Digital cameras make it easy to take a photo with a single button but is the simplicity of modern cameras turning us all into robots? That is what the artists behind the Trophy Camera want to get people thinking about with a custom camera that will not let users take a “bad” photo.
Using artificial intelligence to compare the potential shot to the winning images from over 50 years of World Press Photo winners, the Trophy Camera will only record an image when the view shares at least 90 percent of the characteristics of those award winners. Images that the computer thinks are newsworthy are automatically uploaded to a website.
Dries Depoorter, an artist, and Max Pinckers, a photographer and Ph.D. student, designed Trophy Camera as a statement on how automatic cameras fill the web with photos that all look similar.
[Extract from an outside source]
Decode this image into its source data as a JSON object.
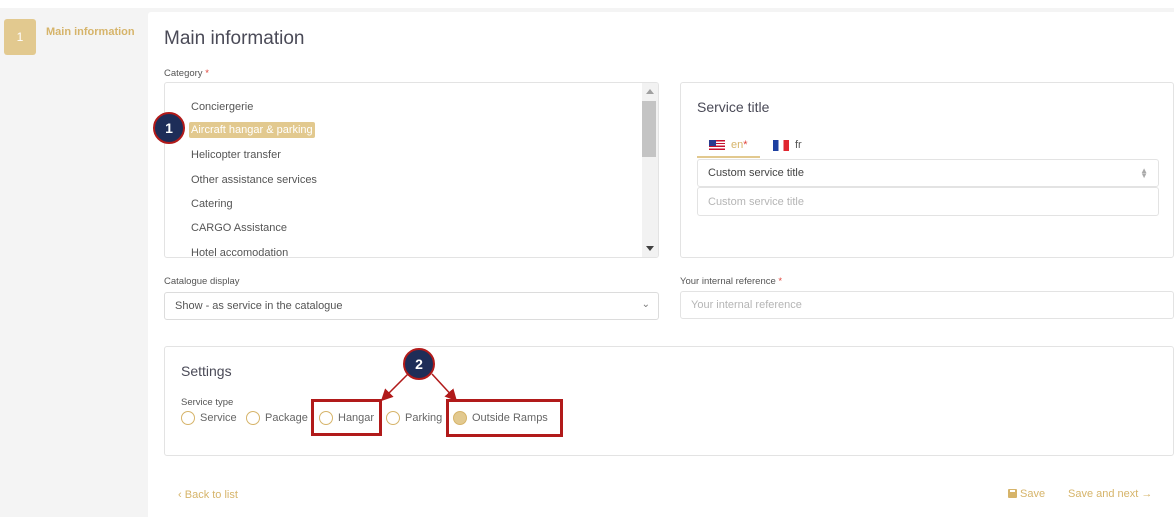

In fact, the artists designed the camera without a viewfinder intentionally as a statement on how individual creativity has fallen by the wayside. “Cameras are becoming more automatized every day, with capabilities of producing ‘perfect pictures’ with the push of a button,” Pinckers told Fast Co. Design, “which leaves less room for creative interventions within the program defined by machines and technology, and therefore only creates redundant imagery.”
The camera isn’t designed to sell to the masses, but as an art installation held in Belgium last month. The gadget was built with Rasberry Pi, a system designed to teach anyone how to code, along with the HD camera module, a power bank, a small OLED display and a plastic casing that almost resembles a heavy duty flashlight.
“By making this camera,” Pinckers said, “we try to implicitly comment on the current status of photojournalism — which seems to be becoming more questionable in today’s visual landscape — along with the incredibly fast development of computer vision and the relevance of artificial intelligence in our time.”
The camera is designed to get photographers thinking about how modern media has influenced the field, from which photos are published to the way technology is biased toward a certain image standard. Ironically, the images the system selected are typically blurry and included photos of a photo, since the camera was only shot during the gallery exhibition. But the camera serves as a commentary on changes in the industry as well as the influence of technology on imagery as a whole.